Earth`s biodiversity continues to dwindle due to deforestation, climate change, over-exploitation and chemical runoff into rivers and oceans, said the study, published in Nature.
 
"The evidence is in -- humans really are causing extreme extinction rates," said co-author Stephen Hubbell, a professor of ecology and evolutionary biology at the University of California at Los Angeles.

But key measures of species loss in the 2005 UN Millennium Ecosystem Assessment and the 2007 Intergovernmental Panel on Climate Change (IPCC) report are based on "fundamentally flawed" methods that exaggerate the threat of extinction, the researchers said.

The International Union for the Conservation of Nature (IUCN) "Red List" of endangered species -- likewise a benchmark for policy makers -- is now also subject to review, they said.

"Based on a mathematical proof and empirical data, we show that previous estimates should be divided roughly by 2.5," Hubbell told journalists by phone.

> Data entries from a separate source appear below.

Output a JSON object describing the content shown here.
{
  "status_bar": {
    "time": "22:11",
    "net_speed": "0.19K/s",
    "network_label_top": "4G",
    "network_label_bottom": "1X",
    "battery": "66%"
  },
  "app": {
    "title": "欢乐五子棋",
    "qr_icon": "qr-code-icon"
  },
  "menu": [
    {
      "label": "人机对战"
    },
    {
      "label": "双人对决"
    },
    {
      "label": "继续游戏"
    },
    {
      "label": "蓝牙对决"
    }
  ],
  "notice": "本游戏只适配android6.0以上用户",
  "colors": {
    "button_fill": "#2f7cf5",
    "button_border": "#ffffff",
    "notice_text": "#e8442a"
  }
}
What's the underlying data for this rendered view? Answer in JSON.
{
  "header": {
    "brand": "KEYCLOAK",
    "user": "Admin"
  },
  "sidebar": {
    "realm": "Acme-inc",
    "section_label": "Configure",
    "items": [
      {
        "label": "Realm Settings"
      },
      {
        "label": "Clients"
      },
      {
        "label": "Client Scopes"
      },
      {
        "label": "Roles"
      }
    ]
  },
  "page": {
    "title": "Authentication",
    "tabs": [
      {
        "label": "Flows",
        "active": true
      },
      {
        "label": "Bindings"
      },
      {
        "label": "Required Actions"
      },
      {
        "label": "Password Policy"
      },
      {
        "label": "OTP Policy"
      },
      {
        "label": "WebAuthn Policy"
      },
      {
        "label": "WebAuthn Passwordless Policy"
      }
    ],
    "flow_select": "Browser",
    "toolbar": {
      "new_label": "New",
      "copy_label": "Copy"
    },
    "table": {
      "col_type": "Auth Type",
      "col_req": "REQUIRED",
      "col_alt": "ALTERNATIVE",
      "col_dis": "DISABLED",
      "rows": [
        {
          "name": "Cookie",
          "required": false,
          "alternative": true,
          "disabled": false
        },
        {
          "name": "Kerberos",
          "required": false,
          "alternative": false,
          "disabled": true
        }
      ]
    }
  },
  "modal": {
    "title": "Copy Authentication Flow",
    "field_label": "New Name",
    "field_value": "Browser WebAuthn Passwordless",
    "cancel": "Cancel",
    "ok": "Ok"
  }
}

"This is welcome news in that we have bought a little time for saving species. But it is unwelcome news because we have to redo a whole lot of research that was done incorrectly."

Up to now, scientists have asserted that species are currently dying out at 100 to 1,000 times the so-called "background rate," the average pace of extinctions over the history of life on Earth.

UN reports have predicted these rates will accelerate tenfold in the coming centuries.

The new study challenges these estimates. "The method has got to be revised. It is not right," said Hubbell.